Achtergrond: Zorgverleners in het hele land worden routinematig opgeleid in Advanced Cardiac Life Support (ACLS), een programma van de American Heart Association dat het beheer van hartstilstand leert. Recente veranderingen in de ACLS-aanpak hebben het routinematig controleren van de polsslag gedeïncentreerd in een poging om ononderbroken hartmassage te bevorderen. Wij veronderstelden dat dit nieuwe ACLS-algoritme kan leiden tot onzekerheid over de juiste actie na detectie van een polsslag tijdens een hartstilstand.
Methoden: We voerden een observationele studie uit waarin een webgebaseerde enquête werd verzonden naar ACLS-opgeleide medische zorgverleners in 4 grote stedelijke tertiaire zorgcentra in de Verenigde Staten. De enquête bestond uit 5 meerkeuze, scenario-gebaseerde ACLS-vragen, waaronder onze vraag van belang. Volwassen personeelsleden met een geldige ACLS certificatie werden geïncludeerd.

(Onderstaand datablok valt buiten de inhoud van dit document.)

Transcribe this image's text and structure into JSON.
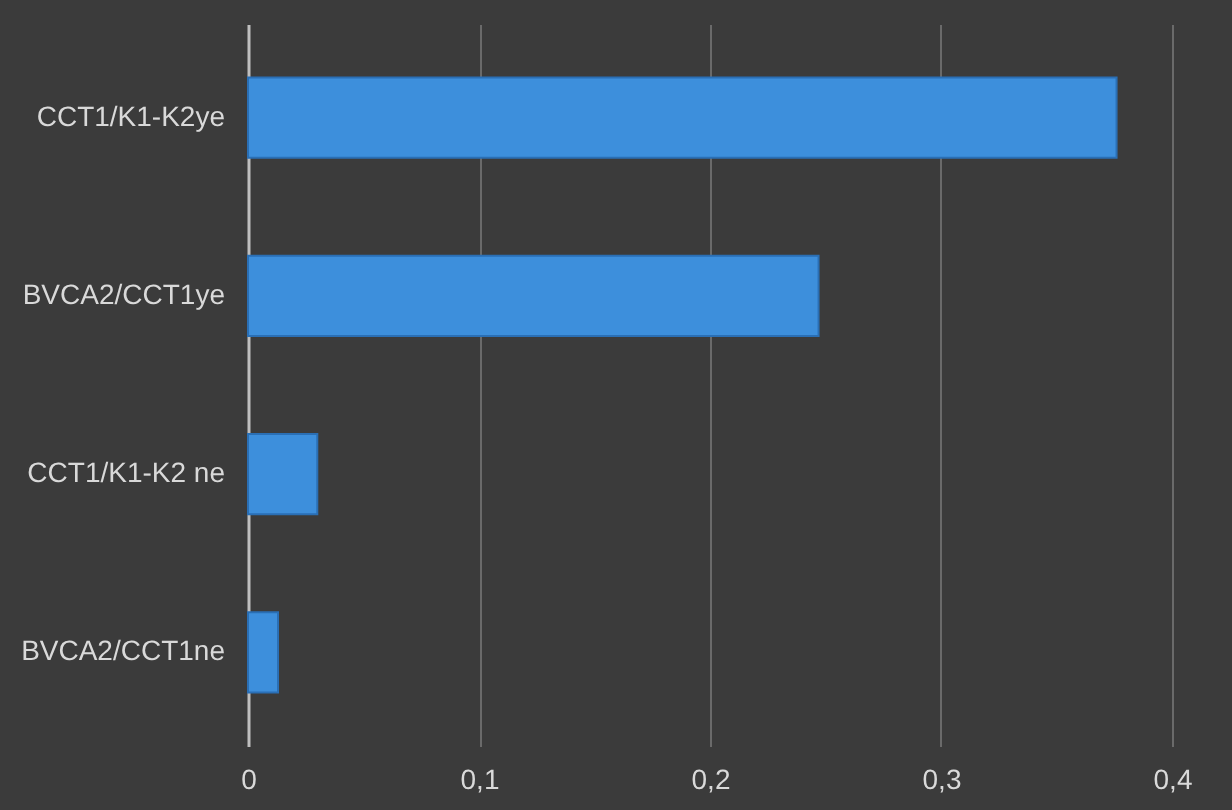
{
  "chart_data": {
    "type": "bar",
    "orientation": "horizontal",
    "categories": [
      "CCT1/K1-K2ye",
      "BVCA2/CCT1ye",
      "CCT1/K1-K2 ne",
      "BVCA2/CCT1ne"
    ],
    "values": [
      0.376,
      0.247,
      0.03,
      0.013
    ],
    "color": "#3d8fdc",
    "xlim": [
      0,
      0.4
    ],
    "xticks": [
      {
        "value": 0,
        "label": "0"
      },
      {
        "value": 0.1,
        "label": "0,1"
      },
      {
        "value": 0.2,
        "label": "0,2"
      },
      {
        "value": 0.3,
        "label": "0,3"
      },
      {
        "value": 0.4,
        "label": "0,4"
      }
    ],
    "grid": "x"
  }
}
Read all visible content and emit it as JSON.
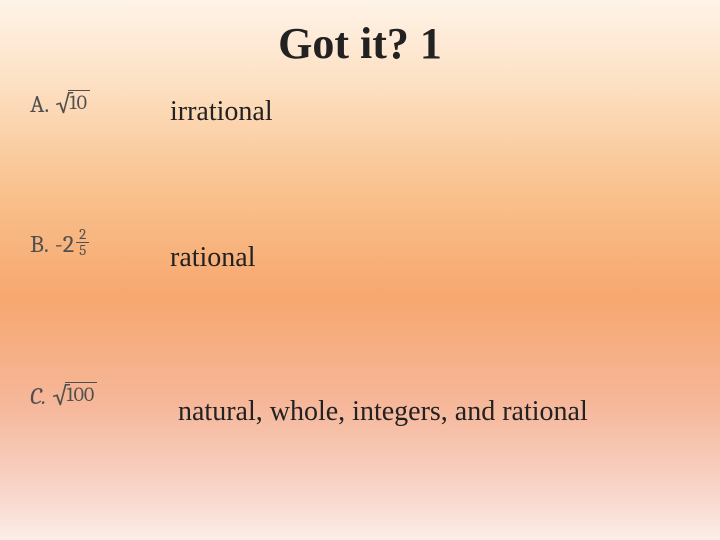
{
  "slide": {
    "title": "Got it? 1",
    "background_gradient": [
      "#fef3e8",
      "#fde1c4",
      "#f9c28e",
      "#f7a76f",
      "#f6b79a",
      "#f8d7cc",
      "#fceee8"
    ],
    "title_fontsize": 44,
    "body_fontsize": 28,
    "expr_fontsize": 24,
    "expr_color": "#4f4f4f",
    "text_color": "#111111",
    "font_family": "Times New Roman"
  },
  "items": {
    "a": {
      "letter": "A.",
      "radicand": "10",
      "answer": "irrational"
    },
    "b": {
      "letter": "B.",
      "coefficient": "-2",
      "frac_num": "2",
      "frac_den": "5",
      "answer": "rational"
    },
    "c": {
      "letter": "C.",
      "radicand": "100",
      "answer": "natural, whole, integers, and rational"
    }
  }
}
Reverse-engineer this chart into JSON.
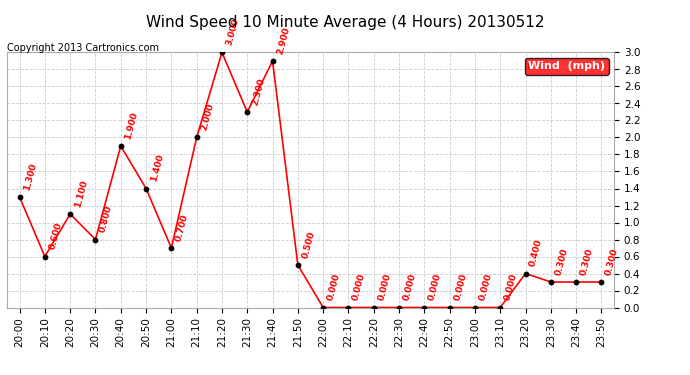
{
  "title": "Wind Speed 10 Minute Average (4 Hours) 20130512",
  "copyright": "Copyright 2013 Cartronics.com",
  "legend_label": "Wind  (mph)",
  "x_labels": [
    "20:00",
    "20:10",
    "20:20",
    "20:30",
    "20:40",
    "20:50",
    "21:00",
    "21:10",
    "21:20",
    "21:30",
    "21:40",
    "21:50",
    "22:00",
    "22:10",
    "22:20",
    "22:30",
    "22:40",
    "22:50",
    "23:00",
    "23:10",
    "23:20",
    "23:30",
    "23:40",
    "23:50"
  ],
  "wind_values": [
    1.3,
    0.6,
    1.1,
    0.8,
    1.9,
    1.4,
    0.7,
    2.0,
    3.0,
    2.3,
    2.9,
    0.5,
    0.0,
    0.0,
    0.0,
    0.0,
    0.0,
    0.0,
    0.0,
    0.0,
    0.4,
    0.3,
    0.3,
    0.3
  ],
  "wind_label_values": [
    "1.300",
    "0.600",
    "1.100",
    "0.800",
    "1.900",
    "1.400",
    "0.700",
    "2.000",
    "3.000",
    "2.300",
    "2.900",
    "0.500",
    "0.000",
    "0.000",
    "0.000",
    "0.000",
    "0.000",
    "0.000",
    "0.000",
    "0.000",
    "0.400",
    "0.300",
    "0.300",
    "0.300"
  ],
  "line_color": "red",
  "marker_color": "black",
  "label_color": "red",
  "legend_bg": "red",
  "legend_fg": "white",
  "ylim": [
    0.0,
    3.0
  ],
  "yticks": [
    0.0,
    0.2,
    0.4,
    0.6,
    0.8,
    1.0,
    1.2,
    1.4,
    1.6,
    1.8,
    2.0,
    2.2,
    2.4,
    2.6,
    2.8,
    3.0
  ],
  "bg_color": "white",
  "grid_color": "#cccccc",
  "title_fontsize": 11,
  "label_fontsize": 6.5,
  "tick_fontsize": 7.5,
  "copyright_fontsize": 7
}
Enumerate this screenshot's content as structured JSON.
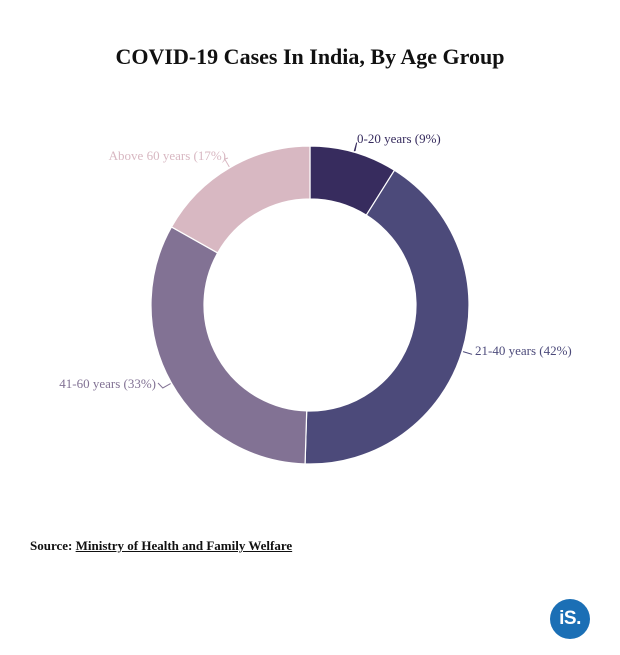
{
  "chart_data": {
    "type": "pie",
    "title": "COVID-19 Cases In India, By Age Group",
    "categories": [
      "0-20 years",
      "21-40 years",
      "41-60 years",
      "Above 60 years"
    ],
    "values": [
      9,
      42,
      33,
      17
    ],
    "labels": [
      "0-20 years (9%)",
      "21-40 years (42%)",
      "41-60 years (33%)",
      "Above 60 years (17%)"
    ],
    "colors": [
      "#372c5e",
      "#4c4a7a",
      "#827294",
      "#d8b8c2"
    ],
    "label_colors": [
      "#372c5e",
      "#4c4a7a",
      "#827294",
      "#d8b8c2"
    ],
    "donut": true,
    "legend": "none"
  },
  "source": {
    "label": "Source:",
    "link_text": "Ministry of Health and Family Welfare"
  },
  "logo": {
    "text": "iS."
  }
}
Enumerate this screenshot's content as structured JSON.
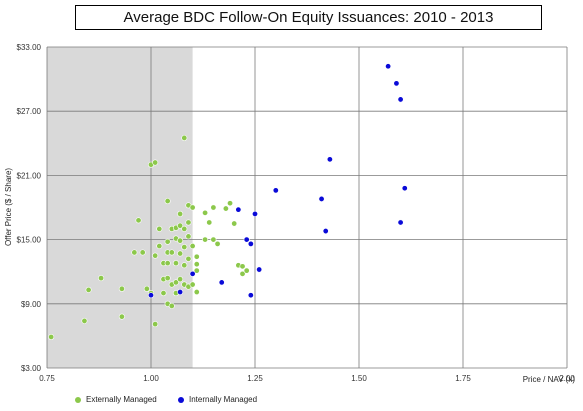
{
  "chart_data": {
    "type": "scatter",
    "title": "Average BDC Follow-On Equity Issuances: 2010 - 2013",
    "xlabel": "Price / NAV (x)",
    "ylabel": "Offer Price ($ / Share)",
    "xlim": [
      0.75,
      2.0
    ],
    "ylim": [
      3.0,
      33.0
    ],
    "x_ticks": [
      0.75,
      1.0,
      1.25,
      1.5,
      1.75,
      2.0
    ],
    "x_tick_labels": [
      "0.75",
      "1.00",
      "1.25",
      "1.50",
      "1.75",
      "2.00"
    ],
    "y_ticks": [
      3,
      9,
      15,
      21,
      27,
      33
    ],
    "y_tick_labels": [
      "$3.00",
      "$9.00",
      "$15.00",
      "$21.00",
      "$27.00",
      "$33.00"
    ],
    "grid": true,
    "shaded_region": {
      "x_from": 0.75,
      "x_to": 1.1,
      "color": "#d9d9d9"
    },
    "legend_position": "bottom-left",
    "series": [
      {
        "name": "Externally Managed",
        "color": "#8cc84b",
        "points": [
          [
            0.76,
            5.9
          ],
          [
            0.84,
            7.4
          ],
          [
            0.85,
            10.3
          ],
          [
            0.88,
            11.4
          ],
          [
            0.93,
            10.4
          ],
          [
            0.93,
            7.8
          ],
          [
            0.96,
            13.8
          ],
          [
            0.97,
            16.8
          ],
          [
            0.98,
            13.8
          ],
          [
            0.99,
            10.4
          ],
          [
            1.0,
            22.0
          ],
          [
            1.01,
            22.2
          ],
          [
            1.0,
            10.0
          ],
          [
            1.01,
            13.5
          ],
          [
            1.01,
            7.1
          ],
          [
            1.02,
            16.0
          ],
          [
            1.02,
            14.4
          ],
          [
            1.03,
            12.8
          ],
          [
            1.03,
            11.3
          ],
          [
            1.03,
            10.0
          ],
          [
            1.04,
            18.6
          ],
          [
            1.04,
            14.8
          ],
          [
            1.04,
            13.8
          ],
          [
            1.04,
            12.8
          ],
          [
            1.04,
            11.4
          ],
          [
            1.04,
            9.0
          ],
          [
            1.05,
            16.0
          ],
          [
            1.05,
            13.8
          ],
          [
            1.05,
            10.8
          ],
          [
            1.05,
            8.8
          ],
          [
            1.06,
            16.1
          ],
          [
            1.06,
            15.1
          ],
          [
            1.06,
            12.8
          ],
          [
            1.06,
            11.0
          ],
          [
            1.06,
            10.0
          ],
          [
            1.07,
            17.4
          ],
          [
            1.07,
            16.3
          ],
          [
            1.07,
            14.9
          ],
          [
            1.07,
            13.7
          ],
          [
            1.07,
            11.3
          ],
          [
            1.08,
            24.5
          ],
          [
            1.08,
            16.0
          ],
          [
            1.08,
            14.3
          ],
          [
            1.08,
            12.6
          ],
          [
            1.08,
            10.8
          ],
          [
            1.09,
            18.2
          ],
          [
            1.09,
            16.6
          ],
          [
            1.09,
            15.3
          ],
          [
            1.09,
            13.2
          ],
          [
            1.09,
            10.6
          ],
          [
            1.1,
            18.0
          ],
          [
            1.1,
            14.4
          ],
          [
            1.11,
            13.4
          ],
          [
            1.11,
            12.7
          ],
          [
            1.11,
            12.1
          ],
          [
            1.1,
            10.8
          ],
          [
            1.11,
            10.1
          ],
          [
            1.13,
            17.5
          ],
          [
            1.13,
            15.0
          ],
          [
            1.14,
            16.6
          ],
          [
            1.15,
            18.0
          ],
          [
            1.15,
            15.0
          ],
          [
            1.16,
            14.6
          ],
          [
            1.18,
            17.9
          ],
          [
            1.19,
            18.4
          ],
          [
            1.2,
            16.5
          ],
          [
            1.21,
            12.6
          ],
          [
            1.22,
            11.8
          ],
          [
            1.22,
            12.5
          ],
          [
            1.23,
            12.1
          ]
        ]
      },
      {
        "name": "Internally Managed",
        "color": "#0a0ad8",
        "points": [
          [
            1.0,
            9.8
          ],
          [
            1.07,
            10.1
          ],
          [
            1.1,
            11.8
          ],
          [
            1.17,
            11.0
          ],
          [
            1.21,
            17.8
          ],
          [
            1.23,
            15.0
          ],
          [
            1.24,
            14.6
          ],
          [
            1.25,
            17.4
          ],
          [
            1.26,
            12.2
          ],
          [
            1.24,
            9.8
          ],
          [
            1.3,
            19.6
          ],
          [
            1.41,
            18.8
          ],
          [
            1.42,
            15.8
          ],
          [
            1.43,
            22.5
          ],
          [
            1.57,
            31.2
          ],
          [
            1.59,
            29.6
          ],
          [
            1.6,
            28.1
          ],
          [
            1.6,
            16.6
          ],
          [
            1.61,
            19.8
          ]
        ]
      }
    ]
  }
}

Resultaten: Een totaal van 347 enquêtes werden geanalyseerd. Het responspercentage was 28,1%. De meerderheid (53,6%) van de respondenten was tussen 18 en 32 jaar oud, en 59,9% was vrouw. De meerderheid (54,2%) van de respondenten verklaarde ten onrechte dat zij zouden doorgaan met reanimeren en eventueel aanvullende therapieën zouden toedienen wanneer een teamlid onmiddellijk na defibrillatie een polsslag detecteert. Daarnaast koos slechts 51,9% van de respondenten er correct voor om na 2 minuten reanimatie een ritmecontrole uit te voeren. De andere 3 enquêtevragen werden gemiddeld in 89,1% van de gevallen correct beantwoord.
Conclusie: Er bestaat verwarring over het al dan niet voortzetten van reanimatie en hartmedicatie bij aanwezigheid van een polsslag. Voorlichting kan gerechtvaardigd zijn om te benadrukken dat compressies en medicatie moeten worden vermeden wanneer een palpabele puls wordt waargenomen.